I have a very high end computer. Nothing so bleeding edge that any app has ever had a problem figuring out how to work with the hardware but high enough end to run most anything Steam or the XBox store have dreamed up. I am not even a gamer, I am a videographer, but I love flying. And for me, MSFS2020 worked beautifully from release date till 1 minute before patch 1.8.3.0. Now, the patch simply refuses to download. I have tried everything suggested in the forums: direct connection, wireless, VPN, Net Limiter, throttling my internet at the router, turning off every other app, turning off the firewalls and virus protection, whitelisting the app, etc., etc., etc. It will not download. Or, rather, it downloaded about 5.5 GB, then froze up on the bigfiles, which it repeatedly downloads and resets.
This is not an issue of my internet, nor my hardware, nor conflicts. This is an utter failure on MS and Asobo’s part to address their shoddy server problems. And I am already reading hype on the internet about the next patch to make the sim prettier.
Insofar as I can tell, the dev team pays little attention to the forums. No one from MS or Asobo replies or relates what is being done to fix issues or gives inside information on fixes–they just leave us to guess through this mess.

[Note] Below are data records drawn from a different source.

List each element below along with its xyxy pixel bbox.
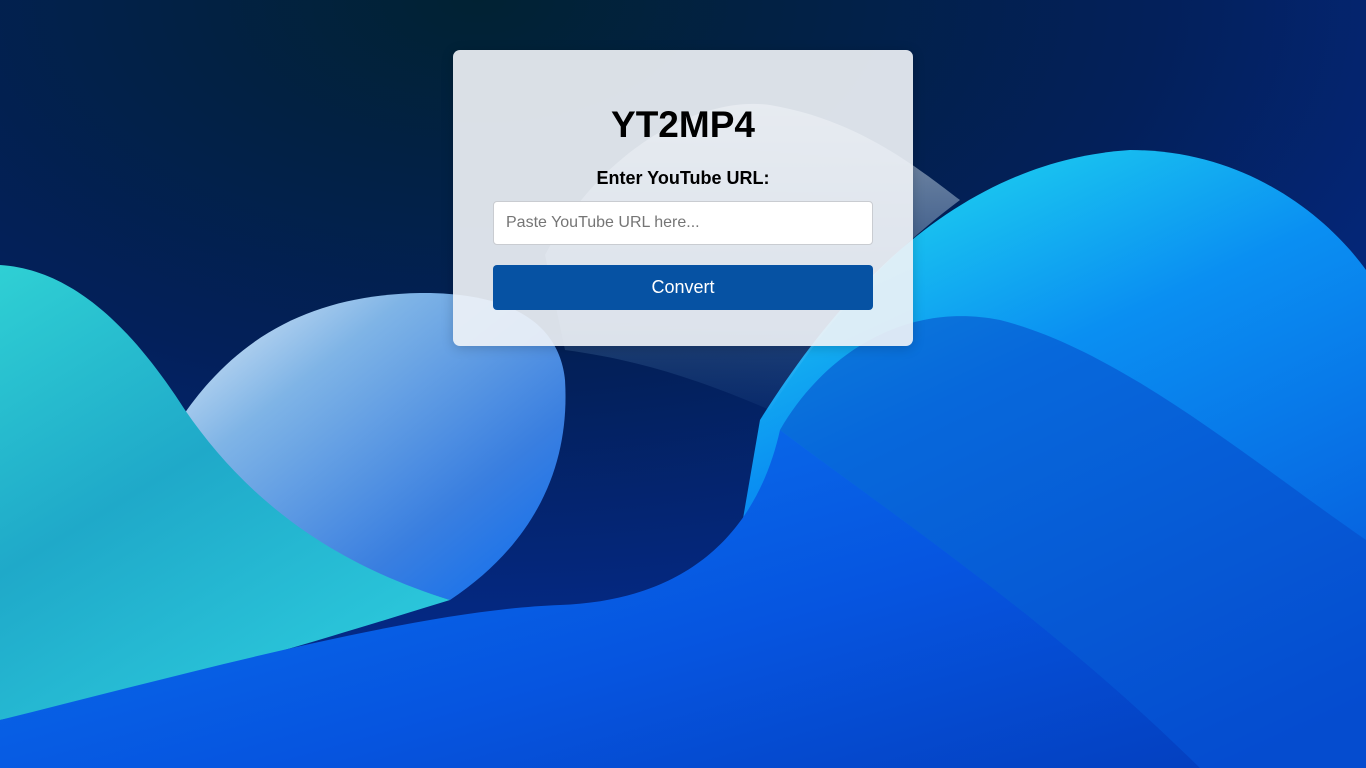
converter-card: YT2MP4 Enter YouTube URL: Convert — [453, 50, 913, 346]
convert-button[interactable]: Convert — [493, 265, 873, 310]
app-title: YT2MP4 — [611, 104, 755, 145]
youtube-url-input[interactable] — [493, 201, 873, 245]
url-label: Enter YouTube URL: — [596, 168, 770, 188]
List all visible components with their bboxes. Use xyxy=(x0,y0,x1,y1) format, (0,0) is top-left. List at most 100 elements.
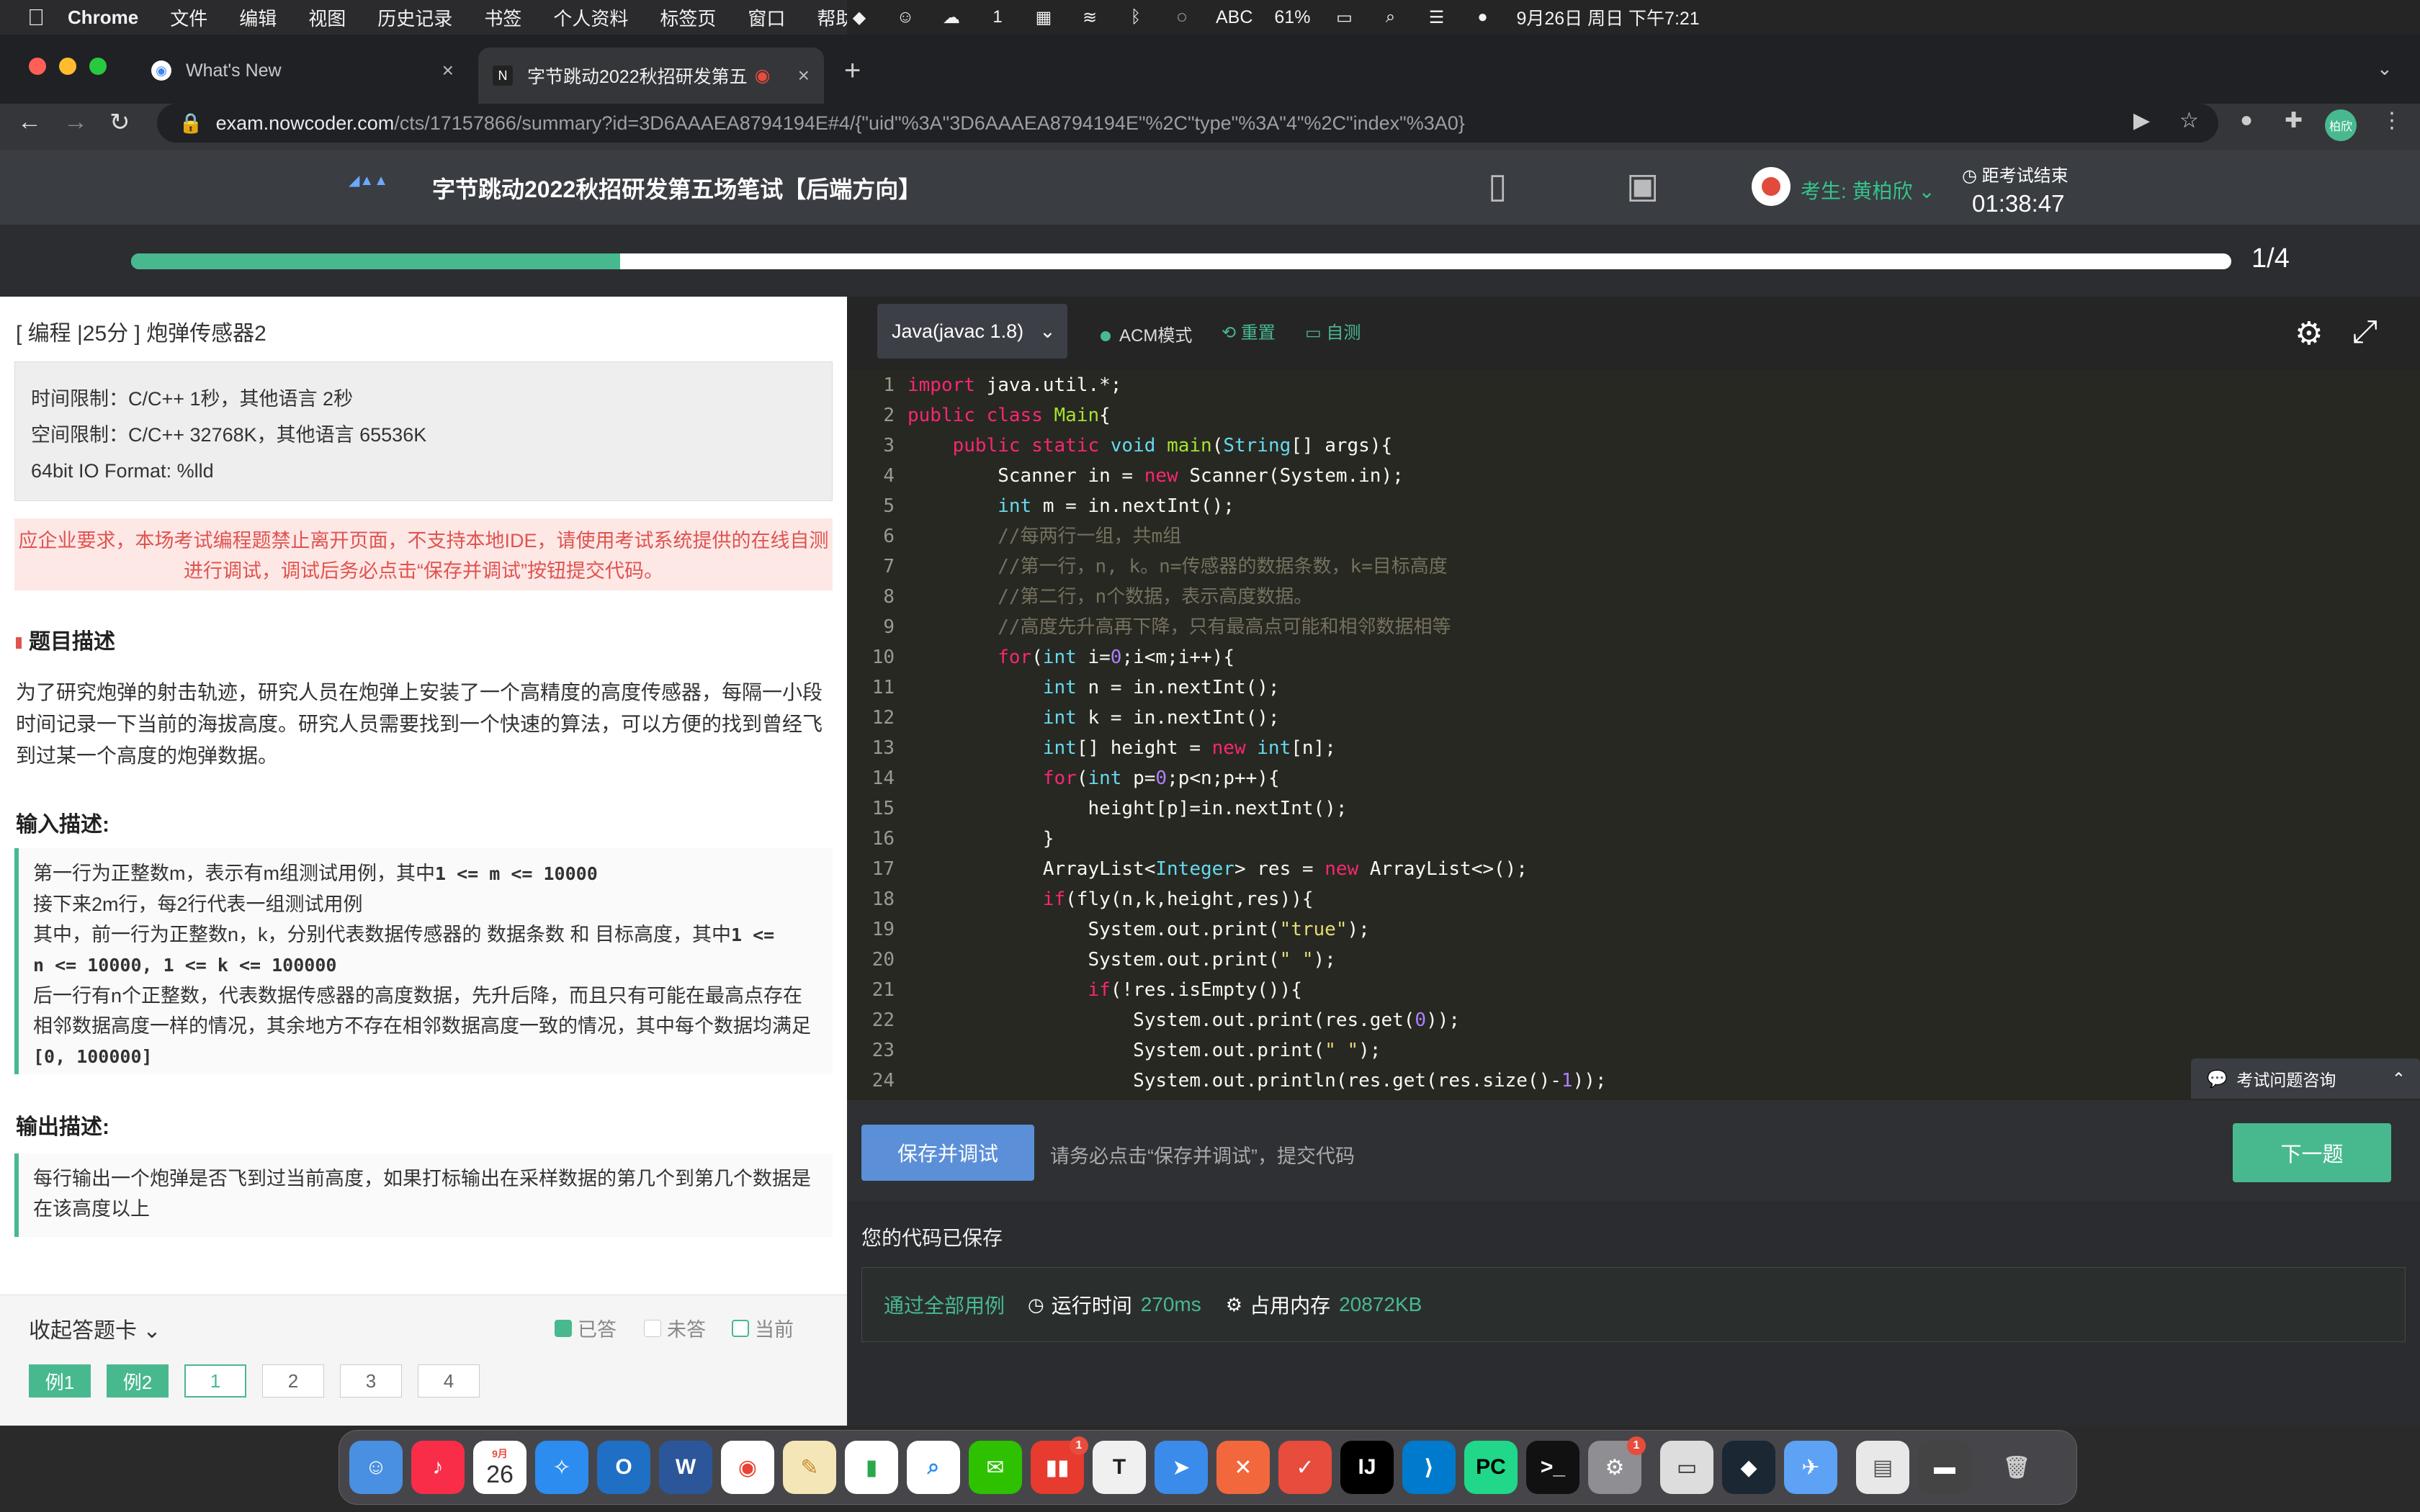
fullscreen-icon[interactable]: ⤢ xyxy=(2352,314,2378,350)
menu-edit[interactable]: 编辑 xyxy=(239,4,277,31)
question-2-button[interactable]: 2 xyxy=(262,1364,324,1398)
code-editor[interactable]: 1 import java.util.*; 2 public class Main{… xyxy=(847,370,2420,1100)
siri-icon[interactable]: ● xyxy=(1470,7,1494,27)
runtime-value: 270ms xyxy=(1140,1293,1201,1315)
menu-file[interactable]: 文件 xyxy=(170,4,207,31)
settings-gear-icon[interactable]: ⚙ xyxy=(2295,315,2323,352)
nowcoder-app-icon[interactable]: ▮▮ 1 xyxy=(1031,1436,1088,1494)
next-question-button[interactable]: 下一题 xyxy=(2233,1123,2391,1182)
wifi-icon[interactable]: ≋ xyxy=(1077,7,1102,27)
editor-pane: Java(javac 1.8) ⌄ ACM模式 ⟲ 重置 ▭ 自测 ⚙ ⤢ 1 im… xyxy=(847,297,2420,1426)
code-line: 16 } xyxy=(847,824,2420,854)
new-tab-button[interactable]: + xyxy=(844,55,861,87)
downloads-stack-icon[interactable]: ▬ xyxy=(1918,1441,1971,1494)
finder-icon[interactable]: ☺ xyxy=(349,1441,403,1494)
selftest-button[interactable]: ▭ 自测 xyxy=(1305,318,1361,343)
example-1-button[interactable]: 例1 xyxy=(29,1364,91,1398)
menu-app-name[interactable]: Chrome xyxy=(68,6,138,29)
system-preferences-icon[interactable]: ⚙ 1 xyxy=(1588,1436,1646,1494)
reload-icon[interactable]: ↻ xyxy=(109,108,130,137)
pencil-app-icon[interactable]: ✎ xyxy=(783,1441,836,1494)
code-line: 9 //高度先升高再下降，只有最高点可能和相邻数据相等 xyxy=(847,612,2420,642)
minimize-window-button[interactable] xyxy=(59,58,76,75)
tab-whats-new[interactable]: ◉ What's New × xyxy=(137,48,468,94)
battery-percent[interactable]: 61% xyxy=(1274,7,1310,28)
zoom-window-button[interactable] xyxy=(89,58,107,75)
safari-icon[interactable]: ✧ xyxy=(535,1441,588,1494)
apple-icon[interactable]:  xyxy=(27,4,68,31)
back-icon[interactable]: ← xyxy=(17,108,42,136)
profile-avatar[interactable]: 柏欣 xyxy=(2325,109,2357,141)
wechat-status-icon[interactable]: 1 xyxy=(985,7,1010,27)
tab-exam[interactable]: N 字节跳动2022秋招研发第五 ◉ × xyxy=(478,48,824,104)
vscode-icon[interactable]: ⟩ xyxy=(1402,1441,1456,1494)
calendar-icon[interactable]: 9月 26 xyxy=(473,1441,526,1494)
close-tab-icon[interactable]: × xyxy=(442,59,454,82)
menu-bookmarks[interactable]: 书签 xyxy=(484,4,521,31)
code-line: 10 for(int i=0;i<m;i++){ xyxy=(847,642,2420,672)
pycharm-icon[interactable]: PC xyxy=(1464,1441,1518,1494)
word-icon[interactable]: W xyxy=(659,1441,712,1494)
wechat-icon[interactable]: ✉ xyxy=(969,1441,1022,1494)
documents-folder-icon[interactable]: ▤ xyxy=(1856,1441,1909,1494)
exam-consult-button[interactable]: 💬 考试问题咨询 ⌃ xyxy=(2191,1058,2420,1099)
outlook-icon[interactable]: O xyxy=(597,1441,650,1494)
input-method[interactable]: ABC xyxy=(1216,7,1252,28)
grid-icon[interactable]: ▦ xyxy=(1031,7,1056,27)
forward-icon[interactable]: → xyxy=(63,108,88,136)
consult-label: 考试问题咨询 xyxy=(2236,1071,2336,1089)
language-select[interactable]: Java(javac 1.8) ⌄ xyxy=(877,304,1067,359)
app-status-icon[interactable]: ◆ xyxy=(847,7,871,27)
example-2-button[interactable]: 例2 xyxy=(107,1364,169,1398)
preview-icon[interactable]: ⌕ xyxy=(907,1441,960,1494)
control-center-icon[interactable]: ☰ xyxy=(1424,7,1448,27)
bluetooth-icon[interactable]: ᛒ xyxy=(1124,7,1148,27)
question-4-button[interactable]: 4 xyxy=(418,1364,480,1398)
mobile-icon[interactable]: ▯ xyxy=(1488,166,1507,206)
address-bar[interactable]: 🔒 exam.nowcoder.com /cts/17157866/summar… xyxy=(157,104,2218,143)
chrome-dock-icon[interactable]: ◉ xyxy=(721,1441,774,1494)
typora-icon[interactable]: T xyxy=(1093,1441,1146,1494)
more-menu-icon[interactable]: ⋮ xyxy=(2381,108,2403,133)
extension-drop-icon[interactable]: ● xyxy=(2240,108,2253,132)
input-line-code: 1 <= m <= 10000 xyxy=(434,863,598,884)
candidate-name[interactable]: 考生: 黄柏欣 ⌄ xyxy=(1801,176,1935,204)
close-window-button[interactable] xyxy=(29,58,46,75)
acm-mode[interactable]: ACM模式 xyxy=(1101,321,1192,346)
close-tab-icon[interactable]: × xyxy=(798,64,810,87)
paper-plane-icon[interactable]: ✈ xyxy=(1784,1441,1837,1494)
menu-window[interactable]: 窗口 xyxy=(748,4,785,31)
trash-icon[interactable]: 🗑 xyxy=(1990,1441,2043,1494)
notification-icon[interactable]: ☁ xyxy=(939,7,964,27)
status-area: ◆ ☺ ☁ 1 ▦ ≋ ᛒ ◌ ABC 61% ▭ ⌕ ☰ ● 9月26日 周日… xyxy=(847,0,2420,35)
dev-app-icon[interactable]: ◆ xyxy=(1722,1441,1775,1494)
xmind-icon[interactable]: ✕ xyxy=(1216,1441,1270,1494)
reset-button[interactable]: ⟲ 重置 xyxy=(1222,318,1276,343)
tab-search-icon[interactable]: ⌄ xyxy=(2377,58,2393,80)
feishu-icon[interactable]: ➤ xyxy=(1155,1441,1208,1494)
camera-icon[interactable]: ▶ xyxy=(2133,108,2150,133)
menu-profiles[interactable]: 个人资料 xyxy=(553,4,628,31)
emoji-status-icon[interactable]: ☺ xyxy=(893,7,918,27)
spotlight-search-icon[interactable]: ⌕ xyxy=(1378,7,1402,27)
menu-tab[interactable]: 标签页 xyxy=(660,4,716,31)
terminal-icon[interactable]: >_ xyxy=(1526,1441,1579,1494)
menu-view[interactable]: 视图 xyxy=(308,4,346,31)
save-and-debug-button[interactable]: 保存并调试 xyxy=(861,1125,1034,1181)
bookmark-star-icon[interactable]: ☆ xyxy=(2179,108,2199,133)
monitor-icon[interactable]: ▣ xyxy=(1626,166,1659,206)
mute-icon[interactable]: ◌ xyxy=(1170,7,1194,27)
numbers-icon[interactable]: ▮ xyxy=(845,1441,898,1494)
todo-icon[interactable]: ✓ xyxy=(1278,1441,1332,1494)
lock-icon[interactable]: 🔒 xyxy=(179,112,203,135)
collapse-answer-card-button[interactable]: 收起答题卡 ⌄ xyxy=(29,1313,161,1344)
screenshot-icon[interactable]: ▭ xyxy=(1660,1441,1713,1494)
question-3-button[interactable]: 3 xyxy=(340,1364,402,1398)
extensions-icon[interactable]: ✚ xyxy=(2285,108,2303,133)
question-1-button[interactable]: 1 xyxy=(184,1364,246,1398)
music-icon[interactable]: ♪ xyxy=(411,1441,465,1494)
datetime[interactable]: 9月26日 周日 下午7:21 xyxy=(1516,4,1699,30)
code-line: 7 //第一行，n, k。n=传感器的数据条数，k=目标高度 xyxy=(847,552,2420,582)
menu-history[interactable]: 历史记录 xyxy=(377,4,452,31)
intellij-icon[interactable]: IJ xyxy=(1340,1441,1394,1494)
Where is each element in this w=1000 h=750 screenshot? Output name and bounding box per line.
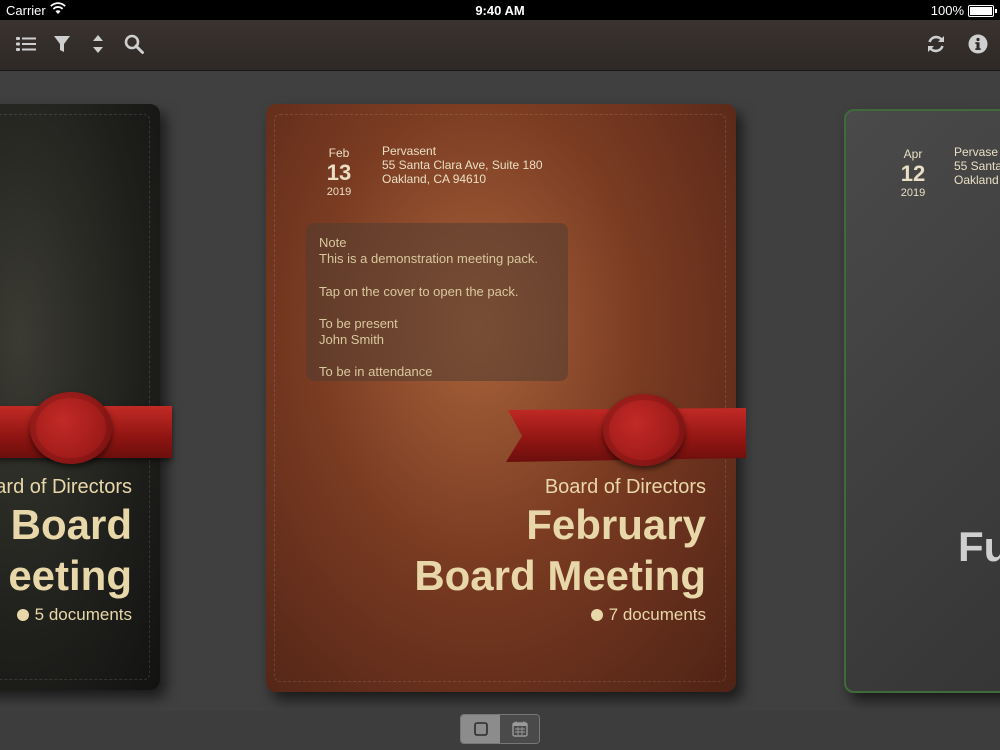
- note-line: To be in attendance: [319, 364, 433, 380]
- meeting-pack-cover[interactable]: ard of Directors Board eeting 5 document…: [0, 104, 172, 690]
- date-month: Apr: [903, 147, 923, 161]
- address-line2: 55 Santa: [954, 159, 1000, 173]
- note-heading: Note: [319, 235, 347, 250]
- cover-subtitle: ard of Directors: [0, 476, 132, 498]
- meeting-address: Pervasent 55 Santa Clara Ave, Suite 180 …: [382, 144, 543, 186]
- status-bar: Carrier 9:40 AM 100%: [0, 0, 1000, 20]
- note-line: Tap on the cover to open the pack.: [319, 283, 519, 299]
- wax-seal: [603, 394, 685, 466]
- document-count: 5 documents: [0, 605, 132, 625]
- address-line2: 55 Santa Clara Ave, Suite 180: [382, 158, 543, 172]
- meeting-pack-cover-february[interactable]: Feb 13 2019 Pervasent 55 Santa Clara Ave…: [266, 104, 746, 692]
- cover-title-line2: Board Meeting: [414, 552, 706, 599]
- list-icon[interactable]: [12, 30, 40, 58]
- date-year: 2019: [326, 186, 352, 198]
- date-year: 2019: [900, 187, 926, 199]
- clock: 9:40 AM: [475, 3, 525, 18]
- meeting-address: Pervase 55 Santa Oakland: [954, 145, 1000, 187]
- cover-text: ard of Directors Board eeting 5 document…: [0, 476, 132, 625]
- address-line3: Oakland: [954, 173, 999, 187]
- document-count: 7 documents: [414, 605, 706, 625]
- meeting-date: Feb 13 2019: [314, 146, 364, 198]
- meeting-pack-cover[interactable]: Apr 12 2019 Pervase 55 Santa Oakland Fu: [844, 109, 1000, 693]
- date-day: 12: [900, 161, 926, 186]
- date-month: Feb: [328, 146, 350, 160]
- date-day: 13: [326, 160, 352, 185]
- battery-icon: [968, 5, 997, 17]
- filter-icon[interactable]: [48, 30, 76, 58]
- battery-percent: 100%: [930, 3, 964, 18]
- cover-carousel[interactable]: ard of Directors Board eeting 5 document…: [0, 71, 1000, 711]
- cover-text: Board of Directors February Board Meetin…: [414, 476, 706, 625]
- note-panel[interactable]: Note This is a demonstration meeting pac…: [306, 223, 568, 381]
- address-line1: Pervasent: [382, 144, 437, 158]
- cover-title-line1: February: [526, 501, 706, 548]
- cover-title-partial: Fu: [958, 523, 1000, 570]
- note-line: This is a demonstration meeting pack.: [319, 251, 538, 267]
- info-icon[interactable]: [964, 30, 992, 58]
- wax-seal: [30, 392, 112, 464]
- note-line: To be present: [319, 315, 398, 331]
- address-line1: Pervase: [954, 145, 999, 159]
- note-line: John Smith: [319, 332, 385, 348]
- document-dot-icon: [590, 609, 603, 621]
- address-line3: Oakland, CA 94610: [382, 172, 487, 186]
- document-dot-icon: [16, 609, 29, 621]
- meeting-date: Apr 12 2019: [888, 147, 938, 199]
- calendar-view-icon[interactable]: [500, 715, 539, 743]
- refresh-icon[interactable]: [922, 30, 950, 58]
- sort-icon[interactable]: [84, 30, 112, 58]
- cover-subtitle: Board of Directors: [544, 476, 706, 498]
- cover-title-line1: Board: [10, 501, 132, 548]
- search-icon[interactable]: [120, 30, 148, 58]
- view-toggle[interactable]: [460, 714, 540, 744]
- cover-view-icon[interactable]: [461, 715, 500, 743]
- cover-title-line2: eeting: [8, 552, 132, 599]
- toolbar: [0, 20, 1000, 71]
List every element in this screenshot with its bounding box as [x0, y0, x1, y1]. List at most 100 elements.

It is clear to me that Asobo and MS are focused on hyping the sim at this time, because when you Google it, all you come up with are glowing media articles about how beautiful it is. If you want to get the dirt on the insanity of making it work, you have to go to private bloggers and small Youtube channels. And all the while, thousands of users can’t even get it to work, and there are still people that haven’t even been able to get it to properly download ever.
I think if users start going to the media and sharing their nightmare experience of this sim, we’ll likely see a situation emerge similar to the No Man’s Sky fiasco, with the developer apologetically eating crow and scrambling to fix the primary issue at this time: fixing their craptacular server problems. I bet we’d start to get some better communication from them, too.